Tim Gizi RSST – Sobat sehat, menurut WHO Hipertensi merupakan peningkatan tekanan sistolik lebih besar atau sama dengan 160 mmHg dan atau tekanan diastolik sama atau lebih besar 95 mmHg. Terdapat 2 (dua) klasifikasi penyebab Hipertensi yaitu :

  1. Hipertensi Primer

Penyebab : umur, stres, psikologis, hereditas, kegemukan, dan lain-lain.

  1. Hipertensi Sekunder

Penyakit lain : ginjal tidak berfungsi, oral kontrasepsi, terganggunya endokrin tubuh.

Lalu gejala apa saja yang perlu kita kenali ? antara lain :

  1. Sakit kepala
  2. Kelelahan
  3. Mual
  4. Muntah
  5. Sesak nafas
  6. Gelisah
  7. Pandangan menjadi kabur yang terjadi karena adanya kerusakan pada otak, mata, jantung dan ginjal

Hubungan Diet Hipertensi Dengan Gizi

Diet Hipertensi untuk seseorang yang mengalami Hipertensi adalah diet rendah garam. (Diet hipertensi diberikan kepada pasien dengan tekanan darah di atas normal).

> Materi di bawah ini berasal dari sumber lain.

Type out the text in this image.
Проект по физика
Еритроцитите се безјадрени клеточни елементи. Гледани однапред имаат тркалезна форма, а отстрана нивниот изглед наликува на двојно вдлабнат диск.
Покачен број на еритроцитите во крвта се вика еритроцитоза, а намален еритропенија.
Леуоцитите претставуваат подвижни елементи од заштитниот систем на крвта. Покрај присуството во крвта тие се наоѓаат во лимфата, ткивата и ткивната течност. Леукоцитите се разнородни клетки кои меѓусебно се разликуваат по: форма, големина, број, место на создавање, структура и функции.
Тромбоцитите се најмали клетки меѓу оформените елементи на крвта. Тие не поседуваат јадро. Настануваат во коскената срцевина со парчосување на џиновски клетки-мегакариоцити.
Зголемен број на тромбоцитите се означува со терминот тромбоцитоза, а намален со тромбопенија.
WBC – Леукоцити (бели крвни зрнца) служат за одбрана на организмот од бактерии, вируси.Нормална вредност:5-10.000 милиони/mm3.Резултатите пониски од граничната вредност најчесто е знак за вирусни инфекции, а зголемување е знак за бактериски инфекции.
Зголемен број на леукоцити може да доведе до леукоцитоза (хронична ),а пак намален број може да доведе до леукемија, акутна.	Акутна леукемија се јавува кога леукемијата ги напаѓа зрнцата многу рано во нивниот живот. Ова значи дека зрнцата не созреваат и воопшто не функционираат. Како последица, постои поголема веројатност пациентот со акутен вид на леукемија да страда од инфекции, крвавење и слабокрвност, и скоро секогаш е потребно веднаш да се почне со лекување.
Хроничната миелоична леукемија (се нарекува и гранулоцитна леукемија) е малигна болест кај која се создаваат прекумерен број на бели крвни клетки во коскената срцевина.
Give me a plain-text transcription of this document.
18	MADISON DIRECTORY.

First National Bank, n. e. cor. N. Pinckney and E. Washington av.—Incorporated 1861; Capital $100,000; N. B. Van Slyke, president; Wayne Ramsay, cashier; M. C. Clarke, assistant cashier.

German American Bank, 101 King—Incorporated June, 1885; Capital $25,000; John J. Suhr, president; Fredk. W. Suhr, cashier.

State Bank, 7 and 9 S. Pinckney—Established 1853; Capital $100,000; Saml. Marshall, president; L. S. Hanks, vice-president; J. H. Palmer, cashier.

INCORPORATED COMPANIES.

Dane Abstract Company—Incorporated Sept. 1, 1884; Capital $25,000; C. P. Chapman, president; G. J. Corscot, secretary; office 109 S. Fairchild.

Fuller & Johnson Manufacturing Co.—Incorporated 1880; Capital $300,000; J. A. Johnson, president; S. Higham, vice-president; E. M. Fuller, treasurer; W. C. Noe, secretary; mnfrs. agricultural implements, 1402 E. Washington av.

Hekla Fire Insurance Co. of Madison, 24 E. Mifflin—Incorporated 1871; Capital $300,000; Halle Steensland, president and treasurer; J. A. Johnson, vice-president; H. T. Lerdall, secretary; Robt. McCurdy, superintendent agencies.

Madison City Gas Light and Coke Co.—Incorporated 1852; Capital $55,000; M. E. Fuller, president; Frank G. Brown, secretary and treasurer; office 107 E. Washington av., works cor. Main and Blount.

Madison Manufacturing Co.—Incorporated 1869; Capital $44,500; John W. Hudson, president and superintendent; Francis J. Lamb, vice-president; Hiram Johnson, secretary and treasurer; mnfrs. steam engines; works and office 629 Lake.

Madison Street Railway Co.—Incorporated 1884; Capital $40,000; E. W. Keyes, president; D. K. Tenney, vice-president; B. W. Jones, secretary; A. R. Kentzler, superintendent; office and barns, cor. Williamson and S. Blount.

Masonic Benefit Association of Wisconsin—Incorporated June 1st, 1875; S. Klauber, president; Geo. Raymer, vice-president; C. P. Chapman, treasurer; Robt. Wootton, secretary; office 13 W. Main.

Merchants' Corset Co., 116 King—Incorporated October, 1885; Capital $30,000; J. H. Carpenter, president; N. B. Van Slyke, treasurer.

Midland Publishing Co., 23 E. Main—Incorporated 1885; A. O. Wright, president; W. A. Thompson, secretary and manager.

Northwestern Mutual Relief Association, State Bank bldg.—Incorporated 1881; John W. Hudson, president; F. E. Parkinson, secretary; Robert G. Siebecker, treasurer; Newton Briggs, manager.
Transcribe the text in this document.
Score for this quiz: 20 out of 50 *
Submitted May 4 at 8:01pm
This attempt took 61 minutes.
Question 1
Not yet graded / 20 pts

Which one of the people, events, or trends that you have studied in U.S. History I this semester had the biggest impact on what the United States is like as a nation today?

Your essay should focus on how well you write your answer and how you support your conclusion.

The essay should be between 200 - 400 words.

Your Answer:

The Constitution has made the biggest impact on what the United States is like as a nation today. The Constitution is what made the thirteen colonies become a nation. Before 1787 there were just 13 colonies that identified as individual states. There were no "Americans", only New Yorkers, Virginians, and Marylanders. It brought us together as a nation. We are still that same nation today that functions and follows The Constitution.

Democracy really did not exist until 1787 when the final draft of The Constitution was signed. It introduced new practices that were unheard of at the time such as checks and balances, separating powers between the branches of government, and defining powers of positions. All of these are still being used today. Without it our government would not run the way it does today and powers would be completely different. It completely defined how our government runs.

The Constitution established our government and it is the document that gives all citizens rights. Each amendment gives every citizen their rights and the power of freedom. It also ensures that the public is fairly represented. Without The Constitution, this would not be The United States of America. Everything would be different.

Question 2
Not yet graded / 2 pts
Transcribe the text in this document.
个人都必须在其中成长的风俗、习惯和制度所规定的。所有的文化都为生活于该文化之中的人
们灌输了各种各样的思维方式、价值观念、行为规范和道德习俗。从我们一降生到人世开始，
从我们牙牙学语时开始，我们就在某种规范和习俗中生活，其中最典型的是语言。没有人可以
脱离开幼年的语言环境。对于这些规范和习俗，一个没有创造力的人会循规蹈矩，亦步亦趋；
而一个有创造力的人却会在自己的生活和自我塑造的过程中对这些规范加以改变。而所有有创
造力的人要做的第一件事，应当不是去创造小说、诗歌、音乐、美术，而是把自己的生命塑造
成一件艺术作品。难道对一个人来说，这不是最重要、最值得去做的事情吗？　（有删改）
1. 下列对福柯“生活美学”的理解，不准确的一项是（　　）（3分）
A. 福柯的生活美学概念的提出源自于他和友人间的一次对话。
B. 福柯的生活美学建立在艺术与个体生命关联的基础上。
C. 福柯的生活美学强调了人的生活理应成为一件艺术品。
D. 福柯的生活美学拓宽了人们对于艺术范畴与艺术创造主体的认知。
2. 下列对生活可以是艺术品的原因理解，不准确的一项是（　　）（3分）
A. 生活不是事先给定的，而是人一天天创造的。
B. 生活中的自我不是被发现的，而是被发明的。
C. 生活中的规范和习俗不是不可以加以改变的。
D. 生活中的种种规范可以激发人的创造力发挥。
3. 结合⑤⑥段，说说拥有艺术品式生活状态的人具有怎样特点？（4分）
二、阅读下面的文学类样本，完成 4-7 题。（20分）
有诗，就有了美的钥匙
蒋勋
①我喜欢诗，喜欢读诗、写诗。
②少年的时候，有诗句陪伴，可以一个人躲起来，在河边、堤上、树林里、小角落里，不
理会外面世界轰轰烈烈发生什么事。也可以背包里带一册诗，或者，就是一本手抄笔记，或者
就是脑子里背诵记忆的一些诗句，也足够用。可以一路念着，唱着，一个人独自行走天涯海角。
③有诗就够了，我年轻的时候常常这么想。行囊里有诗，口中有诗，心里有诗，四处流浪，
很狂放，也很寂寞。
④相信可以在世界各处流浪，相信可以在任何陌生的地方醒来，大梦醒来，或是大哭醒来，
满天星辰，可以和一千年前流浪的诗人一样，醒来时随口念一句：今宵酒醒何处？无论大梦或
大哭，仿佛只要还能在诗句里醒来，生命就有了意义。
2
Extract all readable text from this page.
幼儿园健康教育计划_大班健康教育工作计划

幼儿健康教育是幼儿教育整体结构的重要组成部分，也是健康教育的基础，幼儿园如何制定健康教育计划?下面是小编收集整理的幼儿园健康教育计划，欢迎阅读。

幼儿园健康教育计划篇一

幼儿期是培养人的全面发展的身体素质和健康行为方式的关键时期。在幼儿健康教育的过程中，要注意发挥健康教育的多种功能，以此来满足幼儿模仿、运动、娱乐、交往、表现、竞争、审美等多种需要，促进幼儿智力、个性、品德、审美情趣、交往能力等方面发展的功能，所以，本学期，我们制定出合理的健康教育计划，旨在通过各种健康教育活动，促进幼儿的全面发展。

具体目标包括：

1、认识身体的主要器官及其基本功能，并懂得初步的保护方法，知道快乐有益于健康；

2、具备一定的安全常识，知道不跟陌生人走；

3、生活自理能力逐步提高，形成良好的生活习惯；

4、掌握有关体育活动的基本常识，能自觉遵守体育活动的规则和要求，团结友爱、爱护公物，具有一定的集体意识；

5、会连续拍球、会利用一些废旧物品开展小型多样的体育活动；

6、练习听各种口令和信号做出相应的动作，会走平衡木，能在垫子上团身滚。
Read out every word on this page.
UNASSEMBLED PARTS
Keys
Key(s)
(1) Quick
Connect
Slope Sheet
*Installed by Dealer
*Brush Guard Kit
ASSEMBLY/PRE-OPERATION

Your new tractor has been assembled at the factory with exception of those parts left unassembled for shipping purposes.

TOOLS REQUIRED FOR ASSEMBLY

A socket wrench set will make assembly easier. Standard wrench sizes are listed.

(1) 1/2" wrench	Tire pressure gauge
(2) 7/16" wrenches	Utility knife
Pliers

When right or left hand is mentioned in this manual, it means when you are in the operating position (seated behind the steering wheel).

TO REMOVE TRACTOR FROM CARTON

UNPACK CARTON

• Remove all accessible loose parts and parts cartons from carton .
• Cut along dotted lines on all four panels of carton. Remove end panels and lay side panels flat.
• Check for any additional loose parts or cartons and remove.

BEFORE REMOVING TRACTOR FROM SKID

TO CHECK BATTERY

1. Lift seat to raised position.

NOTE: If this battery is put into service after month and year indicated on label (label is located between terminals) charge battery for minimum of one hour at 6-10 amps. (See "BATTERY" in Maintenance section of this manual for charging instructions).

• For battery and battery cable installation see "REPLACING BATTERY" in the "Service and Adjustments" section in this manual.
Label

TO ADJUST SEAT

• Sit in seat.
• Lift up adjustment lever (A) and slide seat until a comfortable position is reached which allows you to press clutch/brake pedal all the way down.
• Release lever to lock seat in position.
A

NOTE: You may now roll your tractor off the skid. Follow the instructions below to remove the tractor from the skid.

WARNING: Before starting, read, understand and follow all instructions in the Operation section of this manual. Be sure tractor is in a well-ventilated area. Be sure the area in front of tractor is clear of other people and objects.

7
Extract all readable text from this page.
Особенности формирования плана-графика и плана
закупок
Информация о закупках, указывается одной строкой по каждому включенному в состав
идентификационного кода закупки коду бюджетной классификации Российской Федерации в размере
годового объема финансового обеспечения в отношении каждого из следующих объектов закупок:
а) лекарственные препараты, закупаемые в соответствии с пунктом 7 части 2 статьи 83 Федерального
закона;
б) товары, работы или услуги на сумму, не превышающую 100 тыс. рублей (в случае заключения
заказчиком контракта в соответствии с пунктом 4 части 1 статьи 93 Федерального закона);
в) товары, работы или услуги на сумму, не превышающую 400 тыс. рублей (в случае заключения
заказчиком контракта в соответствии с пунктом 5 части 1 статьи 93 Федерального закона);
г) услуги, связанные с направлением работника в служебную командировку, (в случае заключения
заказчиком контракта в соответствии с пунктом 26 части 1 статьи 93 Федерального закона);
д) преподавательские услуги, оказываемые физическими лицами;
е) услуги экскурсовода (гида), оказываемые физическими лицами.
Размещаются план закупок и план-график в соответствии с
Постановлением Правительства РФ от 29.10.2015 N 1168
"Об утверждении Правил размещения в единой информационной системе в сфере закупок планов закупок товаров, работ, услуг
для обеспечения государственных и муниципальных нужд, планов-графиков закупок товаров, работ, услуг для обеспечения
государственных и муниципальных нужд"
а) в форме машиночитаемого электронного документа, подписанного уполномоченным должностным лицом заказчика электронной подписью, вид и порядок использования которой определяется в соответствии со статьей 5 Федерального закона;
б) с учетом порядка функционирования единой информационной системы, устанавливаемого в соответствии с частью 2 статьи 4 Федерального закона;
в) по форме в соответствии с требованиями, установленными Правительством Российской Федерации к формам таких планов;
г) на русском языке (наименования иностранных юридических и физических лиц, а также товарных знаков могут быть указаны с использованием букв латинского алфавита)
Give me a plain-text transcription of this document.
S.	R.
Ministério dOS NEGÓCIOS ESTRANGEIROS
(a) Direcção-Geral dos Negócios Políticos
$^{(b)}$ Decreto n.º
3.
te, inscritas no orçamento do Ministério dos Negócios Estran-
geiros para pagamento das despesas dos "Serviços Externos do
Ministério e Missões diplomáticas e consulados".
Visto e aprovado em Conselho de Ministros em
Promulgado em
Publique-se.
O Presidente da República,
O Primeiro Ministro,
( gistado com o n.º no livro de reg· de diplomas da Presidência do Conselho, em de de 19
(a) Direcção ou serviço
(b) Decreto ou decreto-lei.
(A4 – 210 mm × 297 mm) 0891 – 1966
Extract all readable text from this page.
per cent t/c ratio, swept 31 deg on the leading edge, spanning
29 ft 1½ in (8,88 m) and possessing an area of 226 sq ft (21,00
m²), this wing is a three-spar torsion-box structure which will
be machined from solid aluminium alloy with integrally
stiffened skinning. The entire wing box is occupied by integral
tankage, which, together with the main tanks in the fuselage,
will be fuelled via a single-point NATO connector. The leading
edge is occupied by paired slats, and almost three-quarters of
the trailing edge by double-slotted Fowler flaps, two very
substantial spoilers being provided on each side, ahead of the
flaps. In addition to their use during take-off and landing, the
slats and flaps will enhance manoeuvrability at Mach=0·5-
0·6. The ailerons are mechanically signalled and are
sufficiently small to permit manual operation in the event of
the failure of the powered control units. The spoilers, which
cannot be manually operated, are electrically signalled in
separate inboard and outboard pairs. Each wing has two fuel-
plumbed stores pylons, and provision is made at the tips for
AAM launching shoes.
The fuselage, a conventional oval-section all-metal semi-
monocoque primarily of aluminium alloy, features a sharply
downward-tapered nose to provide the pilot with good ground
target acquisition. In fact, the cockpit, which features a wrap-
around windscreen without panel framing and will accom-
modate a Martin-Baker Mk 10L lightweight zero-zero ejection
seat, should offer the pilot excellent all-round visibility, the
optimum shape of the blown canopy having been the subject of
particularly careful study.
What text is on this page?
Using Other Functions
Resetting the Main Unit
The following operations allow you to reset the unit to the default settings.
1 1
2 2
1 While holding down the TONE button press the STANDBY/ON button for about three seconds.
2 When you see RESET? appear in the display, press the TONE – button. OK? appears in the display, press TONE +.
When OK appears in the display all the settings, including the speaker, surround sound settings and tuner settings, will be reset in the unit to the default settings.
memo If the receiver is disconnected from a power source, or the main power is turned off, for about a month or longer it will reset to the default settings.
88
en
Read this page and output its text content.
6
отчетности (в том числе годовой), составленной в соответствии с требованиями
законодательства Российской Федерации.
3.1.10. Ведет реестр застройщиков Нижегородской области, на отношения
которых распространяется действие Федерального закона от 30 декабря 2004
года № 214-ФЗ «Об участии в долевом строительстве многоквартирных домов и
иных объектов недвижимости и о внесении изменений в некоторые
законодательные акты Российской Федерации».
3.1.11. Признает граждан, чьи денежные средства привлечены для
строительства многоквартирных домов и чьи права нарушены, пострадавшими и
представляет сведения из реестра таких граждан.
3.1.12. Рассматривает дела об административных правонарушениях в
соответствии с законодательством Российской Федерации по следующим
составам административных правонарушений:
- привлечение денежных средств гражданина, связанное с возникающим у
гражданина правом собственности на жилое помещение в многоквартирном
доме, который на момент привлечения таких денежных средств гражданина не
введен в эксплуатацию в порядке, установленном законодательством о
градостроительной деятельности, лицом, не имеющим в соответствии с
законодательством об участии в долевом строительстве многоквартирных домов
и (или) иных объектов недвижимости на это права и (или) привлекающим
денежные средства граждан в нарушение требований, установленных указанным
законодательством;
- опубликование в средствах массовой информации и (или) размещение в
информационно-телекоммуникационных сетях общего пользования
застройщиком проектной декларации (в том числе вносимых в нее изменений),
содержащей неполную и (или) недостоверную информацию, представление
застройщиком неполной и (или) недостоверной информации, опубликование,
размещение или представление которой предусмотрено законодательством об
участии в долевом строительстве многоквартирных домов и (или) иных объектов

Tujuan dari diet rendah garam adalah :

  • Membantu menurunkan tekanan darah.
  • Membantu menghilangkan penimbunan cairan dalam tubuh atau bengkak.

Apa saja syarat diet rendah garam? Yaitu :

  • Makanan beraneka ragam mengikuti pola gizi seimbang.
  • Jenis dan komposisi makanan disesuaikan dengan kondisi penderita.
  • Jumlah garam disesuaikan dengan berat riangannya penyakit.

Berikut adalah bahan makanan yang dianjurkan yaitu :

  1. Makanan yang segar.

Sumber karbohidrat, protein, sayuran dan  buah.

  1. Makanan yang diolah tanpa atau sedikit menggunakan garam natrium, vetsin, kaldu bubuk.
  2. Sumber protein hewani.

Penggunaan daging / ayam / ikan paling banyak 100 gram / hari.  Telur ayam / bebek 1 butir / hari.

Berikut adalah bahan makanan yang sebaiknya dibatasi :

  • Pemakaian garam dapur.
  • Penggunaan bahan makanan yang mengandung natrium seperti soda kue.

Lantas sobat sehat perlu mengetahui bahan makanan yang harus dihindari yaitu :

  • Otak, ginjal, paru, jantung, daging kambing
  • Makanan yang diolah menggunakan garam natrium
  • Makanan dan minuman dalam kaleng
  • Makanan yang diawetkan
  • Mentega dan keju
  • Bumbu-bumbu
  • Makanan yang mengandung alkohol

Lalu bagaimana cara mengatur diet rendah garam ? yaitu dengan :

  • Rasa tawar dapat diperbaiki dengan menambah gula merah, gula pasir, bawang merah, bawang putih, jahe, kencur, salam dan bumbu lain yang tidak mengandung atau sedikit garam / Na (secukupnya).
  • Makanan lebih enak ditumis, digoreng, dipanggang, walaupun tanpa garam.
  • Bubuhkan garam saat di atas meja makan, gunakan garam beryodium, tidak lebih dari ½ sendok teh/hari.
  • Dapat menggunakan garam yang mengandung rendah natrium.